E, antes da chegada do Inverno, há um Magusto Celta, que dá as boas-vindas ao Ano Novo Celta. Chamam-lhe a despedida do Verão, mas deve ser o Verão de São Martinho pois, por esta altura, o frio já paira no planalto da Mourela. Pode saber mais sobre a animação da aldeia no site da freguesia.

detalhe da aldeia de Pitões das Júnias

Onde ficar

Em Pitões das Júnias encontrará sobretudo alojamento rural. Um dos mais procurados é a Casa do Preto, com uma excelente pontuação no Booking e relação qualidade-preço. Outras opções é o Cantinho Ti Carlos, ideais para grupos.

Nós ficámos na Casa D’Campo Ferreira, uma casa de pedra muito fresquinha (que delícia com o calor que estava), num quarto familiar com casa de banho privativa. O espaço tem cozinha disponível, para utilização dos hóspedes, mas não encontrámos talheres. No exterior tem uma zona agradável com grelhador e mesa. A estadia não foi perfeita porque uma grande família, alojada no piso superior, fez barulho até tarde e eu tenho o sono leve.

Se preferir ficar em Espanha, afinal é logo ali ao lado, pode escolher a Casa Requias com apartamentos equipados e vistas para o Parque Natural Baixa Limia Serra do Xures. Mas há muitos mais alojamentos no Booking, nomeadamente em Montalegre, sede do município.

alojamento em Pitões das Júnias
almoço na Casa do Preto

Onde comer

O encanto de Pitões das Júnias permanece, quando nos sentamos à mesa. A região é famosa pelo fumeiro – presunto, alheira, chouriços – e carne de vaca, animais que, como comprovámos, crescem livres e saudáveis nos montes. Mel, chá e pão são também saborosos e um excelente souvenir de viagem.

Nós almoçámos duas vezes na Casa do Preto, restaurante que produz a sua própria carne e fumeiro. O Pedro comeu uns lombinhos ultra tenros e eu um bacalhau da casa, frito em azeite (ambos muito bem confeccionados). No dia seguinte, o pequeno explorador comeu um bife e eu um prato vegetariano.

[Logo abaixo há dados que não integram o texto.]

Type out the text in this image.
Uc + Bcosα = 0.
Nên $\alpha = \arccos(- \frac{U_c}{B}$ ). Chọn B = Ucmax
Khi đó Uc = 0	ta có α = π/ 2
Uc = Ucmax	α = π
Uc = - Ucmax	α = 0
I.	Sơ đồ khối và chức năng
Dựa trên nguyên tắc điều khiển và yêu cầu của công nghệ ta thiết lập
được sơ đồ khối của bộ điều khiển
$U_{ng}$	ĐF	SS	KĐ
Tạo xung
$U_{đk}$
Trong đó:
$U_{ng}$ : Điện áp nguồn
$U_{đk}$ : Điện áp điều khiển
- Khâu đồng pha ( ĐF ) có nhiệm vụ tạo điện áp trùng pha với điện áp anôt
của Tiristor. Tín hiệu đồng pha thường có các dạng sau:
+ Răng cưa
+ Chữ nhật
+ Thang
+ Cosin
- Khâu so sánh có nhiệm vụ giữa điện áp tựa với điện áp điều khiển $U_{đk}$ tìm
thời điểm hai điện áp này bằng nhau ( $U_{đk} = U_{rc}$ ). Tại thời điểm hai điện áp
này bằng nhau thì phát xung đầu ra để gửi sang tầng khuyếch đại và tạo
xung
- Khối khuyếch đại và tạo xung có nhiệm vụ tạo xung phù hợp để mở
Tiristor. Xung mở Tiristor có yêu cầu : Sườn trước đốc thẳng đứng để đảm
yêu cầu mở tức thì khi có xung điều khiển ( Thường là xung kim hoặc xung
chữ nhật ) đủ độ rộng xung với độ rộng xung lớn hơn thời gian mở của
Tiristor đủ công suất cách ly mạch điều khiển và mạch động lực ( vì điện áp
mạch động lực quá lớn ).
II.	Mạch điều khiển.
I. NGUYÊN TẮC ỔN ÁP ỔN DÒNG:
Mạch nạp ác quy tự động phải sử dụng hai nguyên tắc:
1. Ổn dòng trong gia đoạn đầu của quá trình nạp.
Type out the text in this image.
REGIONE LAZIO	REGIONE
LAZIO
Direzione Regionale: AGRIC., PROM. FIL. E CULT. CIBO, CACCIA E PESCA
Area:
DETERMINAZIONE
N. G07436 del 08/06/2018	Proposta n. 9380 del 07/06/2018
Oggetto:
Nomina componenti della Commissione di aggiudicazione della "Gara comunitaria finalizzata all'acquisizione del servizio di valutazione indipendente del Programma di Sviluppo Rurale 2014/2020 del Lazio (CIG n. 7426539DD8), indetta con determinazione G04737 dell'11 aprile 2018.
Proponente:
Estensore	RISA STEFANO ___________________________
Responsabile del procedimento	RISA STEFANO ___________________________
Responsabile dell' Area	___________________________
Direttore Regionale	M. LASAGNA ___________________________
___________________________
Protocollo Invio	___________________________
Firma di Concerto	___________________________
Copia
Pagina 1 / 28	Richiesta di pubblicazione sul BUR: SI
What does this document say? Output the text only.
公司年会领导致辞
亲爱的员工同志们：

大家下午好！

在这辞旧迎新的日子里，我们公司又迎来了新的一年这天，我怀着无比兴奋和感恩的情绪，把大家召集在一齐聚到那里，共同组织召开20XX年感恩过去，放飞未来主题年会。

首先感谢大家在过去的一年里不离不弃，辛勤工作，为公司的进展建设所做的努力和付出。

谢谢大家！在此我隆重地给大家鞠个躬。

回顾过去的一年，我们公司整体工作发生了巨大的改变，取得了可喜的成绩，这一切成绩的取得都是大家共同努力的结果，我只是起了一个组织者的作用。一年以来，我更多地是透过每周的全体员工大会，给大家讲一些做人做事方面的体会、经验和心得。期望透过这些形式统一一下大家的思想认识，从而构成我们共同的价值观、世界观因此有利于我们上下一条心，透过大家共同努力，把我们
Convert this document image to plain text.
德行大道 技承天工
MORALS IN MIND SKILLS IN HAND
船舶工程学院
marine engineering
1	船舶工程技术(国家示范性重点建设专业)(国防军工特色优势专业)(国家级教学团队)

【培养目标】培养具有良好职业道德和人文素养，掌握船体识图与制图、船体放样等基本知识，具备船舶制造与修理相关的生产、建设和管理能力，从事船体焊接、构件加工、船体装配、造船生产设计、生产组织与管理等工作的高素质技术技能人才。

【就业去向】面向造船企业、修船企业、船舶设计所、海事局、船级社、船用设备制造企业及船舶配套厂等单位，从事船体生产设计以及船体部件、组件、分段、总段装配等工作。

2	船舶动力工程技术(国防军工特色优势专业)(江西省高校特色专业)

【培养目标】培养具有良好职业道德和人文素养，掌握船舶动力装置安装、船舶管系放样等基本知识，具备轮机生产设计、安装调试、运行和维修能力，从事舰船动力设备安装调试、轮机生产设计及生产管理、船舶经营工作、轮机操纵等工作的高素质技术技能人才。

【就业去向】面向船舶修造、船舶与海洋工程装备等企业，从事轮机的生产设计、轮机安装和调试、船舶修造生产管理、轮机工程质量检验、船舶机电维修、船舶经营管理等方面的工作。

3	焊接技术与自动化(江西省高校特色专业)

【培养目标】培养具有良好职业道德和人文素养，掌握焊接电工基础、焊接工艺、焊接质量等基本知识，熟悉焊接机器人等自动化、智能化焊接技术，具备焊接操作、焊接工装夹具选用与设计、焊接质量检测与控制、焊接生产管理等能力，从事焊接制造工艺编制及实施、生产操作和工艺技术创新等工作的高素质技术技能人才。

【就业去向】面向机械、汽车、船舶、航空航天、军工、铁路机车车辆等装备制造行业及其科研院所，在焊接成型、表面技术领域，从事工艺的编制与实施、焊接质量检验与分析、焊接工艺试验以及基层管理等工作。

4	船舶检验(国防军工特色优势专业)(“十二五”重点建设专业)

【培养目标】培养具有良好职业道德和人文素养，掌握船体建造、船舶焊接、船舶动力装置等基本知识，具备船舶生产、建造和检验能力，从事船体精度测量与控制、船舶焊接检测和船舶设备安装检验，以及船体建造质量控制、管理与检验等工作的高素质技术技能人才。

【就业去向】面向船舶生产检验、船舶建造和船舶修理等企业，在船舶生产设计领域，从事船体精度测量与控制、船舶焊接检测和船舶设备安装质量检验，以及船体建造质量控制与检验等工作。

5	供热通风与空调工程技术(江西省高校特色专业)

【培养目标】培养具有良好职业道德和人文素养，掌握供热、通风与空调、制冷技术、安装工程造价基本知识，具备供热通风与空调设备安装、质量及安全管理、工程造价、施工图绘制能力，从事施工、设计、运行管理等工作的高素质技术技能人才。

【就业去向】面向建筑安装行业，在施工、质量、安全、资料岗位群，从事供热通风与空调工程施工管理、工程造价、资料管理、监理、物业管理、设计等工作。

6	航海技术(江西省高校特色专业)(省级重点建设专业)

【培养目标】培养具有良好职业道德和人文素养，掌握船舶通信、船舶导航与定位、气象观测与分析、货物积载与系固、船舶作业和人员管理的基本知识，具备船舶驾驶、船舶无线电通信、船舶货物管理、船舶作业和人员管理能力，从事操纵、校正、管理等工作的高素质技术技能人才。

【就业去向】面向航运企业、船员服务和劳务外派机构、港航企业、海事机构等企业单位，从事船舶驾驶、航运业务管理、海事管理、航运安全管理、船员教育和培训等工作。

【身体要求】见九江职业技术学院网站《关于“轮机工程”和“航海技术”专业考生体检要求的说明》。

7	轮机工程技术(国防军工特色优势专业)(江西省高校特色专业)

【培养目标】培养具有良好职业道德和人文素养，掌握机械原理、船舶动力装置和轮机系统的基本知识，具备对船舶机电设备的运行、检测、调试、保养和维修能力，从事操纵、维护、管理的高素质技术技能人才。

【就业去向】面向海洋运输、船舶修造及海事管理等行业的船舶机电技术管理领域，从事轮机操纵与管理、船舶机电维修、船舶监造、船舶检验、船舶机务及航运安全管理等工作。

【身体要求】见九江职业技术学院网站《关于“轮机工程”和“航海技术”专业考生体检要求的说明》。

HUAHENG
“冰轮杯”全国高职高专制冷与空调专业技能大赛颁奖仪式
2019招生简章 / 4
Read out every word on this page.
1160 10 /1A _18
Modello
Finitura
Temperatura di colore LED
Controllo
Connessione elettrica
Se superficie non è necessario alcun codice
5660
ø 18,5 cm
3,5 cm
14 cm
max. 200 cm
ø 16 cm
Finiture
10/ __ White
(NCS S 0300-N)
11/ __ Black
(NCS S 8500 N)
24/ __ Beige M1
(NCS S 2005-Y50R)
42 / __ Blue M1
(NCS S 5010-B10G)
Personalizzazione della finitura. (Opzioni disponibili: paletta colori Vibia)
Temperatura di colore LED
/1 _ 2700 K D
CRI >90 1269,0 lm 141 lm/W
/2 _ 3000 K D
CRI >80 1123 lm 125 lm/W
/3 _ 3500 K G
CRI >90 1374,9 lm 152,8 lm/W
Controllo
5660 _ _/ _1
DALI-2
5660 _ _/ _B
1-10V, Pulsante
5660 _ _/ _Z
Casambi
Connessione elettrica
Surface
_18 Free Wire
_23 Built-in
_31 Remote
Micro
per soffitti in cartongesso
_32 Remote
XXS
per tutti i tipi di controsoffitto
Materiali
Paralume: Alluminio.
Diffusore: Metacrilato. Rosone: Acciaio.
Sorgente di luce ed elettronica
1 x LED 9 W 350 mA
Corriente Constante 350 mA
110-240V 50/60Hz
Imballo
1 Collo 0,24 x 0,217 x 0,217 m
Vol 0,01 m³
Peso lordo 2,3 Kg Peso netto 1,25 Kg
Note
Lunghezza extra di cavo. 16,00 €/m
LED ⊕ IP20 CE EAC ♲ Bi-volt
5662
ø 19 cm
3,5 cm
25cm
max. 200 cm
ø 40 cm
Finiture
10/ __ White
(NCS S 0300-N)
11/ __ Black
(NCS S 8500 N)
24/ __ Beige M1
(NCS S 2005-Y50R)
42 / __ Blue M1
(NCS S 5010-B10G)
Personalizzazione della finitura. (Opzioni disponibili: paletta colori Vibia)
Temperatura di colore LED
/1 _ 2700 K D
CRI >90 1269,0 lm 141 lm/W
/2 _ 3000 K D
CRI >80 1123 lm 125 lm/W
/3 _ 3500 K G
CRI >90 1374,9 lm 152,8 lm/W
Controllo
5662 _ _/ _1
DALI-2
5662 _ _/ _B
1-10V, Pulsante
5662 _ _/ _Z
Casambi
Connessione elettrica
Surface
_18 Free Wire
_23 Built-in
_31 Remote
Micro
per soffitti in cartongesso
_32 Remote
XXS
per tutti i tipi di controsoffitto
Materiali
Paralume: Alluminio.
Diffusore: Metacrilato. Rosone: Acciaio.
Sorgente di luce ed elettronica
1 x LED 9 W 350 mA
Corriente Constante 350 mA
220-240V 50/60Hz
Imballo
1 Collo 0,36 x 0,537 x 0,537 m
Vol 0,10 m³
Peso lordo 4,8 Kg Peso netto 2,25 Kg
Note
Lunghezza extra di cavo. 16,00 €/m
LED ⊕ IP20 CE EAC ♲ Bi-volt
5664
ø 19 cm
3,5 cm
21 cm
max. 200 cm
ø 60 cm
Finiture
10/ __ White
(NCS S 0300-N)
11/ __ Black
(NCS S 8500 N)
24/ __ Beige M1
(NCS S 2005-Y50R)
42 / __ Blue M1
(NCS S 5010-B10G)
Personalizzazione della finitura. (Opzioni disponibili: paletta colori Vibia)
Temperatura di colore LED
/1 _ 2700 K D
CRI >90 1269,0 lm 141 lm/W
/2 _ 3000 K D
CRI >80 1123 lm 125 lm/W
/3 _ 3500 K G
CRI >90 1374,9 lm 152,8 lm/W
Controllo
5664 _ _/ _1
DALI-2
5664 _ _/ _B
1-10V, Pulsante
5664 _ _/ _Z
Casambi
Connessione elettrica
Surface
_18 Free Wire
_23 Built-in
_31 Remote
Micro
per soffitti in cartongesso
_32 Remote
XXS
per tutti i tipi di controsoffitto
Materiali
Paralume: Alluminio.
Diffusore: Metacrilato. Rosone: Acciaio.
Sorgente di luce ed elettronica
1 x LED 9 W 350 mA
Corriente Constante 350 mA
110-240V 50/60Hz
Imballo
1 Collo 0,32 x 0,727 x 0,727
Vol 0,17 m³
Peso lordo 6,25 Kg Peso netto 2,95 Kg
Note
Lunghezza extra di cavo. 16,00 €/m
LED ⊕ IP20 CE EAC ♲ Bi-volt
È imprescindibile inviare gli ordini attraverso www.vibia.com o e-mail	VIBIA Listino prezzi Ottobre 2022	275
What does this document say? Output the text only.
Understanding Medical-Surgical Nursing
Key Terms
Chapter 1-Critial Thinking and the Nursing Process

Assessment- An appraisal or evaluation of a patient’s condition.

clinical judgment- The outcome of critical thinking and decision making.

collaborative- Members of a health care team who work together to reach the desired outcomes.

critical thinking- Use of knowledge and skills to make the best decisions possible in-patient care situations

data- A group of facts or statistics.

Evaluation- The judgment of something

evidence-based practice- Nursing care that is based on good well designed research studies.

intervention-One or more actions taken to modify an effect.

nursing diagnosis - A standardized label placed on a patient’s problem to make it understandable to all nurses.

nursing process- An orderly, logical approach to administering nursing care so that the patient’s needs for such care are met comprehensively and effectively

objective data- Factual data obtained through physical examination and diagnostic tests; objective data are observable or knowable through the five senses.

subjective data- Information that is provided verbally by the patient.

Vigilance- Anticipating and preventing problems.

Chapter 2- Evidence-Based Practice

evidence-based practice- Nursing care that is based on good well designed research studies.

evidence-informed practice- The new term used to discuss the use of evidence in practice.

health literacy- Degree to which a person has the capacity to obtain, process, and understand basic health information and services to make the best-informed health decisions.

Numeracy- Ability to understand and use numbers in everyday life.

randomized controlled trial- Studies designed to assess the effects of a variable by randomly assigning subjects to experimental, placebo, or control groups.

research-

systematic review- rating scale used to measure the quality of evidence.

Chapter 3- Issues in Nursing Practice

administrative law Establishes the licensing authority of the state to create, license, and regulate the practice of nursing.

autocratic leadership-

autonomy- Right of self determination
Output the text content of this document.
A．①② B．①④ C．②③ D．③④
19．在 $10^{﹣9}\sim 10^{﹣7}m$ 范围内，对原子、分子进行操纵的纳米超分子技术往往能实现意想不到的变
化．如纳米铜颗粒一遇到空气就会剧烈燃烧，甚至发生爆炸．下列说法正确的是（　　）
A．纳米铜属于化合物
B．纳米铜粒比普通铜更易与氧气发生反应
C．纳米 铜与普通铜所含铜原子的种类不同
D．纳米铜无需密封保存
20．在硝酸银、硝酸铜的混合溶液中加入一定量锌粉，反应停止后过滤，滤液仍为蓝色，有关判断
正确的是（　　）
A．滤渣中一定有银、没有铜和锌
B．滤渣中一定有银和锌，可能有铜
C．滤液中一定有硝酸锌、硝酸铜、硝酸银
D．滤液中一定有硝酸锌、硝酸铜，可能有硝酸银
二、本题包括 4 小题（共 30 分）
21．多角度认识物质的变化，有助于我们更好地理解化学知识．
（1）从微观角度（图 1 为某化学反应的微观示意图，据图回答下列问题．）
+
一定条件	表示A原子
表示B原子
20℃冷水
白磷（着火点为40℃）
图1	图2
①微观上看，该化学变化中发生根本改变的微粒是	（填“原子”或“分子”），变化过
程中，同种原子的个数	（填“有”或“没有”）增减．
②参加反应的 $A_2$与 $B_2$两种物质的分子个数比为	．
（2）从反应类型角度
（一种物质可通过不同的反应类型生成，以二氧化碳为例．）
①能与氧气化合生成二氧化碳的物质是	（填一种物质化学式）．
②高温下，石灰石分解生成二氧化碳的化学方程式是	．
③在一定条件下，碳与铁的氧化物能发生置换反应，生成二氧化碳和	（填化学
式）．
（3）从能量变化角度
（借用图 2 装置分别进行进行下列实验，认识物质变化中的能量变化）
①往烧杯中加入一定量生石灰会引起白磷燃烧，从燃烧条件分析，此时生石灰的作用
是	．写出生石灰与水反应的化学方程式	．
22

Como sobremesa, existe um bolo de chocolate out of this world (diz o Pedro, que é um expert em bolos de chocolate) e uma tarte de amêndoa que não lhe fica atrás. Paguei cerca de 28€ por refeição, mas entradas – lá está, os enchidos – e vinho podem encarecer a conta final.

A aldeia não tem muitas mais opções para comer, mas é preciso acrescentar o Restaurante Dom Pedro e a Taberna Terra Celta. Na Padaria Pitões, para além de um pão tradicional de centeio, encontra a rosca flor, uma espécie de pão doce, que pode ter recheio de canela, pepitas de chocolate ou chila.